Teresa: “My neck hurts from that pillow. My eyes hurt from when you stopped your car so fast The minute you get this, call and tell me why Dexter Hayes is treating me like dog shit.”
Dexter Hayes, Jr.: “A gentle guy like you, Mr. Rutledge. Your name came up this morning at the year’s first meeting of the Monroe County Violent Crimes Task Force. Do you have knowledge about violent crimes to share with me? If so, please call my office, my home, or my pager. You have my card. I’m in the book.”
Dexter hadn’t given me a card. Sheriff Liska was pivot man for the VCTF, no doubt had attended the meeting. He’d probably told about my midnight phone call. His turn to redefine our professional relationship. Or shit-can it.
Teresa: “It’s nine forty-five. The least you could do, with the wind out of the north, is lunch at Louie’s. Pay me back for a rotten night’s sleep on a saggy mattress with no explanation.”

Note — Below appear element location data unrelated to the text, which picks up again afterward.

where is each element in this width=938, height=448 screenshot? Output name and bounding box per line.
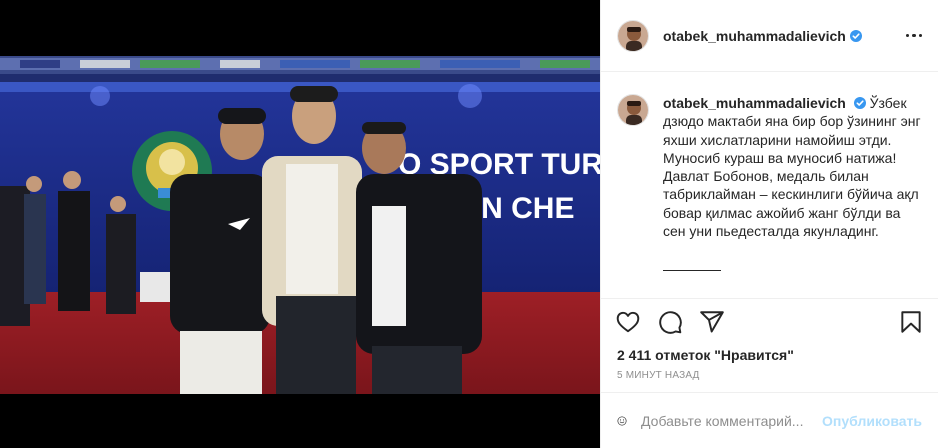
post-media: O SPORT TUR STON CHE xyxy=(0,0,600,448)
comment-icon[interactable] xyxy=(657,309,683,335)
caption-username[interactable]: otabek_muhammadalievich xyxy=(663,95,846,111)
author-username[interactable]: otabek_muhammadalievich xyxy=(663,28,846,44)
verified-badge-icon xyxy=(853,97,866,109)
verified-badge-icon xyxy=(849,29,862,42)
photo-illustration: O SPORT TUR STON CHE xyxy=(0,56,600,394)
emoji-icon[interactable] xyxy=(617,408,627,434)
heart-icon[interactable] xyxy=(615,309,641,335)
caption-section: otabek_muhammadalievich Ўзбек дзюдо макт… xyxy=(601,72,938,298)
post-modal: O SPORT TUR STON CHE otabek_muhammadalie… xyxy=(0,0,938,448)
publish-button[interactable]: Опубликовать xyxy=(822,413,922,429)
post-caption: otabek_muhammadalievich Ўзбек дзюдо макт… xyxy=(663,94,922,298)
post-photo[interactable]: O SPORT TUR STON CHE xyxy=(0,56,600,394)
caption-divider xyxy=(663,270,721,272)
post-timestamp[interactable]: 5 минут назад xyxy=(601,366,938,392)
caption-text: Ўзбек дзюдо мактаби яна бир бор ўзининг … xyxy=(663,95,921,240)
comment-input[interactable] xyxy=(641,412,823,429)
caption-author-avatar[interactable] xyxy=(617,94,649,126)
post-header: otabek_muhammadalievich xyxy=(601,0,938,72)
more-options-icon[interactable] xyxy=(905,28,922,44)
post-sidebar: otabek_muhammadalievich otabek_muhammada… xyxy=(600,0,938,448)
likes-count[interactable]: 2 411 отметок "Нравится" xyxy=(601,344,938,366)
bookmark-icon[interactable] xyxy=(898,309,924,335)
share-icon[interactable] xyxy=(699,309,725,335)
action-bar xyxy=(601,298,938,344)
add-comment-bar: Опубликовать xyxy=(601,392,938,448)
author-avatar[interactable] xyxy=(617,19,649,52)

I didn’t need pencil and paper. I needed a new address, a new job, a new girlfriend, and a handful of GET OUT OF JAIL FREE cards. I sat in the motel lobby, in neutral territory, to think things through. I had no faith in my ability to remember details. A day ago Marnie had become part of the mess. Twelve hours ago I confirmed that I was a target. Four hours ago I learned that the cops wanted me, too. Liska had puzzle pieces two, four, and six. Dexter Hayes had three, five, and seven. I held the keystone, the tie-in of Bug Thorsby’s attack team to the mutilated corpse. If Hayes and Liska discovered the link, it would take fewer than five minutes for them to deduce my guilt. Even if I had an alibi. Even if the crime had yet to be defined. It would take them longer to decide which could claim me. Maybe they’d have me drawn and quartered—with a lawyer present—then divvy the severed parts.